Project Spotlight: New Music for Beckett
We are thrilled to announce the winner of our inaugural call for scores! Selected from nearly 150 applicants from around the world, Luna Pearl Woolf will write an original score to Samuel Beckett’s mime play Act Without Words I. The premiere, directed by Mark Streshinsky and featuring the brilliant clarinetist Renata Rakova, takes place on the second day of Bard Music West, Saturday March 18th, 2017.
“Stage action and music should be dangerous and bizarre, absolutely exaggerated, absolutely crazy.” - György Ligeti
"At once wistful and modern, the clarinet can turn from swashbuckling to heartbreaking in an instant, reflecting the tension between dynamic action and inert hopelessness in the play itself."
—Luna Pearl Woolf
Part of our mission at Bard Music West is to create and promote new music. Which is why it was important to us to commission a composer starting with our very first season. Composer Luna Pearl Woolf, has written an original score for Bard Music West to be performed in a production of Samuel Beckett’s mime play Act Without Words I. This cross-genre and cross-continental project is not to be missed. Woolf, in Montreal, director Mark Streshinsky (West Edge Opera), in Oakland, and brilliant young clarinetist Renata Rakova, in Austria, have been collaborating online to create an unparalleled new work of art, just for you.
Beckett —The Ligeti Connection
György Ligeti was fascinated by the Theater of the Absurd — a movement of plays written in the late 1950s that went to logical extremes to explore existentialist ideas. In 1956, absurdist playwright Samuel Beckett wrote his first mime play, Act Without Words I. The play features a single nameless protagonist who is thrown onstage into a desert survival scene, and is then taunted by various objects. Multi-layered and full of dark humor, the play addresses the absurdity of human existence.
The Production
Beckett called for unspecified music to be written and performed alongside the play, and the first composer to write for it was his cousin, John S. Beckett. Woolf's new composition for solo clarinet will be performed from memory, putting Rakova into a theatrical role, and the actor into a musical one, as she describes:
"In fact the play will form a kind of musical duet with the clarinet - sounds originating on and around the stage, including the whistle, the movement of blocks and palm fronds, and even the man’s body falling repeatedly to the ground will form a sonic dialog with the music. "

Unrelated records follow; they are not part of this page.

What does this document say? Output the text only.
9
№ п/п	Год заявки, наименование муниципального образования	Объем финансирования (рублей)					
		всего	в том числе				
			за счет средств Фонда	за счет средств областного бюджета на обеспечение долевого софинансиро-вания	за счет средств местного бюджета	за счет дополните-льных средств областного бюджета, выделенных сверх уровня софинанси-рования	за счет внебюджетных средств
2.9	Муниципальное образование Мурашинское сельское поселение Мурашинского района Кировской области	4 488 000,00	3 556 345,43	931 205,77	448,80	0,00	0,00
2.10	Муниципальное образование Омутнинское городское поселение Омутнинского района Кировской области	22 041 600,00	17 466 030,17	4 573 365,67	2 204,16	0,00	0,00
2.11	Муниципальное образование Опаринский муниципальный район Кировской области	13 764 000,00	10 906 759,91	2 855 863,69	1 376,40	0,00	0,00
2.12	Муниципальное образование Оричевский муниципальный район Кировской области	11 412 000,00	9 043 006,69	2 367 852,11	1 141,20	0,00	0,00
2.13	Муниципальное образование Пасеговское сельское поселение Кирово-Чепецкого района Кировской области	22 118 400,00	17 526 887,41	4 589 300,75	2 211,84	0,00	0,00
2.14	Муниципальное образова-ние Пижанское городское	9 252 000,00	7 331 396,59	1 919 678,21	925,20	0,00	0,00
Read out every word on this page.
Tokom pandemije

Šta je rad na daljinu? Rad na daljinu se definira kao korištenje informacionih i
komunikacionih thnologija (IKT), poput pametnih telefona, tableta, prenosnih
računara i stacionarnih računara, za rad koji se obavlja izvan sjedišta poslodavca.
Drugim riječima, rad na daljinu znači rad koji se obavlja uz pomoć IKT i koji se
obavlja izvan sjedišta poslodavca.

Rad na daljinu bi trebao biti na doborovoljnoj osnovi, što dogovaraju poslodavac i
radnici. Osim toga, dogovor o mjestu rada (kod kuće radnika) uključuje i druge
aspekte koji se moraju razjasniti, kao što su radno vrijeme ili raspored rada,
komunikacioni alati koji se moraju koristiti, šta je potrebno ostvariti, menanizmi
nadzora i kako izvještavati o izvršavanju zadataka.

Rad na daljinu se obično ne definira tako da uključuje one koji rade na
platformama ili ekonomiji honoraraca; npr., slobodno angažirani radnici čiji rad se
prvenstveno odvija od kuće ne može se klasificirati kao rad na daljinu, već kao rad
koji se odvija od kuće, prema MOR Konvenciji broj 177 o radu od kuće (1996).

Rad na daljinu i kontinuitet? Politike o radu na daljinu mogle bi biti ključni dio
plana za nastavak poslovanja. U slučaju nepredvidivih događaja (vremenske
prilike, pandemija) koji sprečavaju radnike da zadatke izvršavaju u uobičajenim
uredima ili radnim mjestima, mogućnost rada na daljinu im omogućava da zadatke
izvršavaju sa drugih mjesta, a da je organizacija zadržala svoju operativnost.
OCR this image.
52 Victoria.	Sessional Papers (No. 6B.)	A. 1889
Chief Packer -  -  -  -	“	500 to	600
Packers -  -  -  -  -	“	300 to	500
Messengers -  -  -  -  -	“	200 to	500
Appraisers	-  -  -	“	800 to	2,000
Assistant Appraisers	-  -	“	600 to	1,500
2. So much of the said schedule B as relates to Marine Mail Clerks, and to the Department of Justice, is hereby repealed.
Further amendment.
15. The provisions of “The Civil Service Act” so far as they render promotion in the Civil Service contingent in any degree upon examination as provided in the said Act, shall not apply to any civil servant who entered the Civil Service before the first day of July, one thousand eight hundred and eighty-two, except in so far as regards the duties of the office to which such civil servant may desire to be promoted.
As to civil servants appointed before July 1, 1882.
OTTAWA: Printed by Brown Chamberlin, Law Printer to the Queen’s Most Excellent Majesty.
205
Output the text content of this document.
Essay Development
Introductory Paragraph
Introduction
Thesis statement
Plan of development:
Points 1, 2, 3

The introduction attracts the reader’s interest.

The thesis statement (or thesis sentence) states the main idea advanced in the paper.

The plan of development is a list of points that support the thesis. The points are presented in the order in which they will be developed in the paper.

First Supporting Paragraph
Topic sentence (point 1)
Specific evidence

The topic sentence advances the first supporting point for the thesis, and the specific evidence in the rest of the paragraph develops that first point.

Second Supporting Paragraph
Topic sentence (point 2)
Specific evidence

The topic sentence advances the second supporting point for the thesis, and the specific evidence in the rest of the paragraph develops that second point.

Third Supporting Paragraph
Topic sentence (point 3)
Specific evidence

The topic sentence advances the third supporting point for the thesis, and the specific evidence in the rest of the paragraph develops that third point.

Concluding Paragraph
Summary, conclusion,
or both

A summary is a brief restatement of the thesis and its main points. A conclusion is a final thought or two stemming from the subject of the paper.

DON'T MISS OUT ON THIS ONE-TIME-ONLY EXPERIENCE!
About Composer Luna Pearl Woolf
The music of composer Luna Pearl Woolf has been praised for its “psychological nuances and emotional depth,” by the New York Times. Her works in opera, dramatic chamber music, silent film and music-storytelling have been commissioned by Carnegie Hall, Washington National Opera, Minnesota Sinfonia, Salle Bourgie, ECM+, as well as individual artists and festivals, collaborating with artists such as Joyce DiDonato, Frederica von Stade, Daniel Taylor, Lisa Delan, Christopher O’Riley, the Brentano String Quartet, and the Russian National Orchestra, as well as Academy Award-winner Jeremy Irons and author Cornelia Funke.
This season the Washington National Opera, Francesca Zambello Artistic Director, premiered Better Gods, a new opera centered on Queen Lili‘uokalani and the overthrow of the Hawaiian monarchy, with librettist Caitlin Vincent. The sold-out production was directed by Ethan McSweeny and conducted by Timothy Myers. Woolf is the featured composer in The Washington Chorus’s New Music for a New Age series, performing Après Moi le Déluge, a post-Katrina lament for cello and choir, and The Pillar, recipient of Opera America’s 2014 Discovery Grant, conducted by Julian Wachner. Cellist Matt Haimovitz commissioned a new work as part of his Overtures to Bach tour and recoding. The piece, for solo cello piccolo, was premiered at Miller Theatre in New York City and released on the PENTATONE Oxingale Series. Montreal’s Musée des Beaux-Arts hosts a composer portrait evening of Woolf’s music, including One to One to One, a new commission responding to a major work in the museum’s permanent collection. Mélange à trois, Woolf’s wordless opera for violin, cello and percussion, commissioned by the BIK ensemble, opens the program.
Woolf’s recorded music is available internationally on the Oxingale and PENTATONE labels. She has been featured on NPR, BBC, CBC, MPR and WNYC and in the New York Times, Associated Press, Wall Street Journal, Boston Globe, Opera News, Strings Magazine, New Music Box, and L’Opéra among others.
Woolf founded the ground-breaking Oxingale Records with cellist Matt Haimovitz in 2000, garnering several GRAMMY, INDIE and JUNO nominations, and launched Oxingale Music in 2010, publishing the works of award winning composers.